History of the Rosary

Beads have been used by people across many cultures and faith traditions to assist them in reciting and remembering prayers. The Desert Fathers (third century AD) created knotted prayer ropes to keep track of the number of times they recited the Jesus prayer, or to assist them in memorizing and keeping track of their recitation of the 150 psalms in the Old Testament. The faithful who were illiterate, but wanting to imitate the monks’ prayer style, would recite 150 Ave Maria (Hail Mary) prayers on their knotted prayer ropes.

Catholic tradition holds that our Blessed Mother Mary gave the Rosary to Dominic of Osma in 1214 in the Monastery of Our Lady of Prouille, in France. Although the legend cannot be validated, and there are some historical references which indicate the Rosary was known from the ninth century, the development of the Rosary as a prayer form well-loved by many Catholics owes much to the followers of Saint Dominic. 

The Dominican Alan de la Roche, known as “the apostle of the Rosary,” founded the first Confraternity of the Rosary in the 15th century. In the 16th century, the Rosary was developed to consist of 15 mysteries: joyful, sorrowful and glorious. In 2002, Pope John Paul II added the five Mysteries of Light to this devotion.

What is the Rosary?

The word “rosary” comes from a Latin word which means a “crown of roses” or a “garland of roses.” Mary is often associated with roses by the saints; the circle of beads, which we call the rosary, is like a garland offered to Mary because we pray a prayer on each bead.

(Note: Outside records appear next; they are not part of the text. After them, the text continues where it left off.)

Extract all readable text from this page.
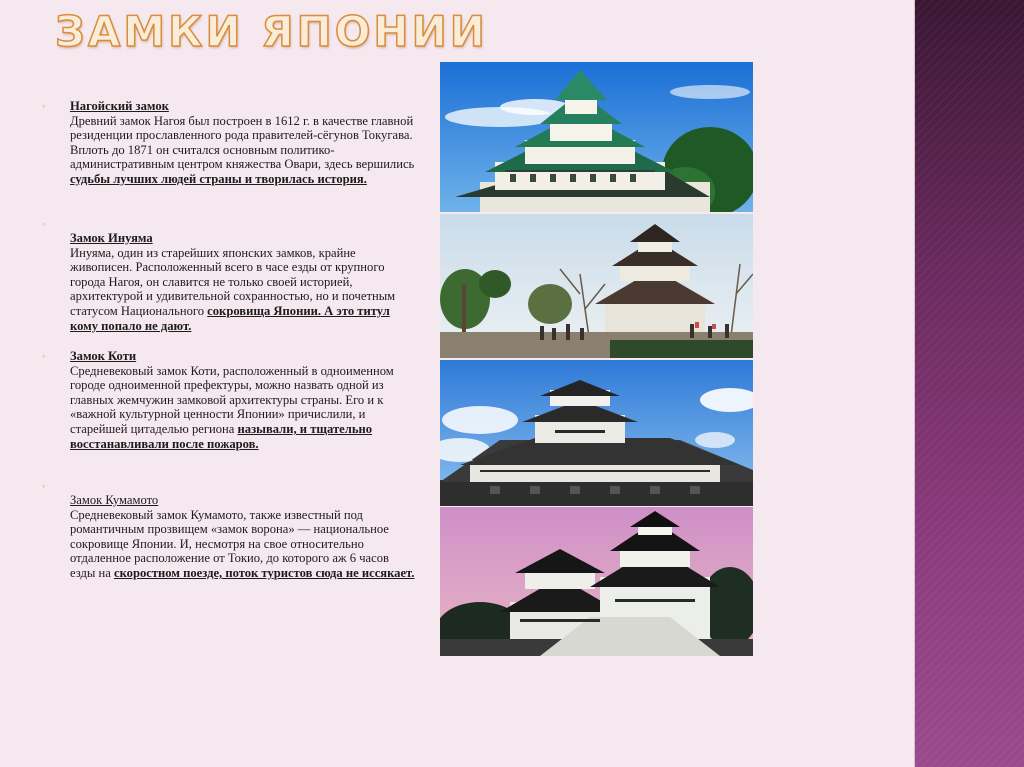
ЗАМКИ ЯПОНИИ
◦	Нагойский замок
Древний замок Нагоя был построен в 1612 г. в качестве главной резиденции прославленного рода правителей-сёгунов Токугава. Вплоть до 1871 он считался основным политико-административным центром княжества Овари, здесь вершились судьбы лучших людей страны и творилась история.
◦
Замок Инуяма
Инуяма, один из старейших японских замков, крайне живописен. Расположенный всего в часе езды от крупного города Нагоя, он славится не только своей историей, архитектурой и удивительной сохранностью, но и почетным статусом Национального сокровища Японии. А это титул кому попало не дают.
◦	Замок Коти
Средневековый замок Коти, расположенный в одноименном городе одноименной префектуры, можно назвать одной из главных жемчужин замковой архитектуры страны. Его и к «важной культурной ценности Японии» причислили, и старейшей цитаделью региона называли, и тщательно восстанавливали после пожаров.
◦
Замок Кумамото
Средневековый замок Кумамото, также известный под романтичным прозвищем «замок ворона» — национальное сокровище Японии. И, несмотря на свое относительно отдаленное расположение от Токио, до которого аж 6 часов езды на скоростном поезде, поток туристов сюда не иссякает.
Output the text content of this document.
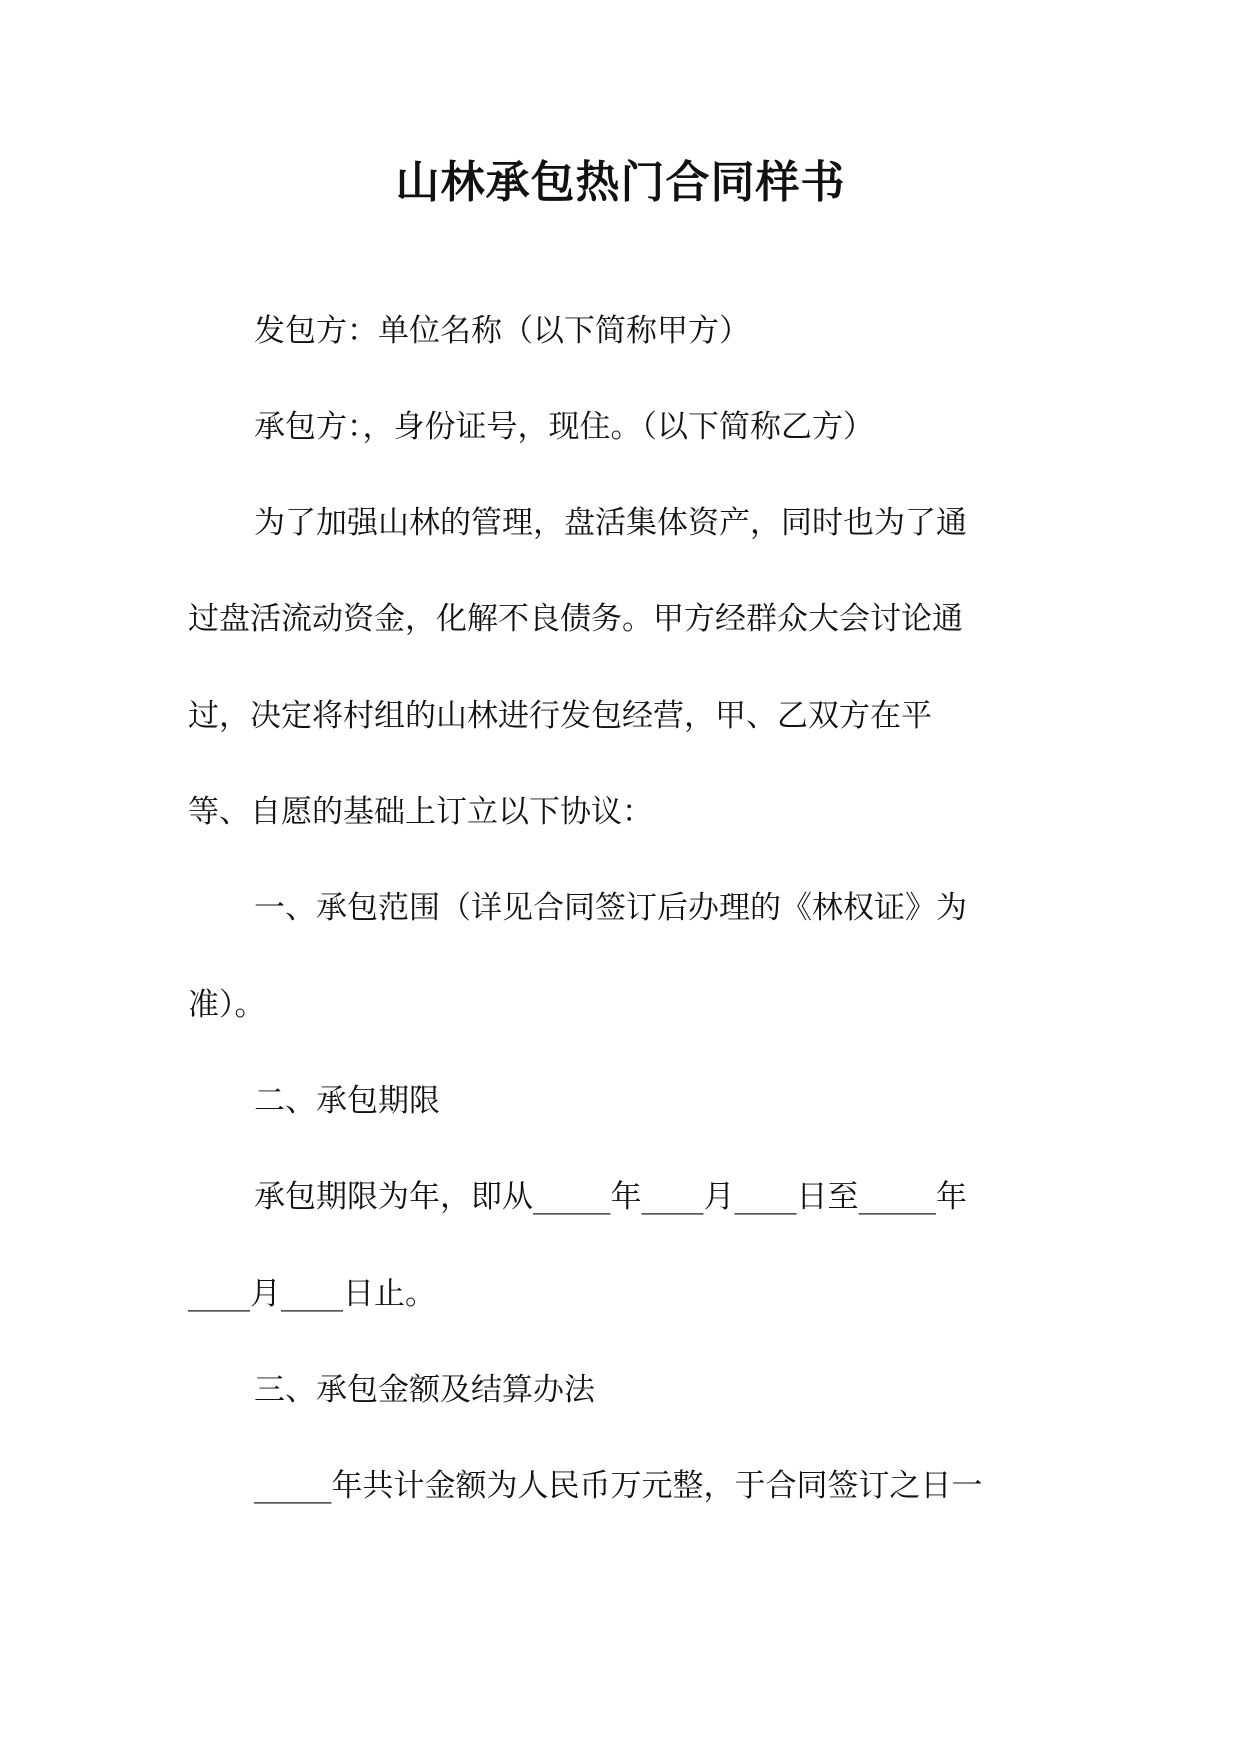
山林承包热门合同样书

发包方：单位名称（以下简称甲方）

承包方：，身份证号，现住。（以下简称乙方）

为了加强山林的管理，盘活集体资产，同时也为了通

过盘活流动资金，化解不良债务。甲方经群众大会讨论通

过，决定将村组的山林进行发包经营，甲、乙双方在平

等、自愿的基础上订立以下协议：

一、承包范围（详见合同签订后办理的《林权证》为

准）。

二、承包期限

承包期限为年，即从_____年____月____日至_____年

____月____日止。

三、承包金额及结算办法

_____年共计金额为人民币万元整，于合同签订之日一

As we recite the Our Fathers, Hail Marys, and Glory Bes, we meditate on the mysteries in the lives of Jesus and Mary. The prayers and mysteries of the Rosary are based on the Gospel. Praying the Rosary is a form of the Christian tradition of lectio divina, using the sacred Scripture to enter more deeply into the joys and sorrows of Our Savior and His Blessed Mother, and realize the joys and sorrows of our own journey of salvation.

By praying the Rosary, we can grow in our love for the Blessed Mother and her Son, understanding how intimately they are joined and how the work of the Holy Trinity unites all in the glory of God. 

No wonder it pleases Mary, Mother of the Church, when we pray the Rosary!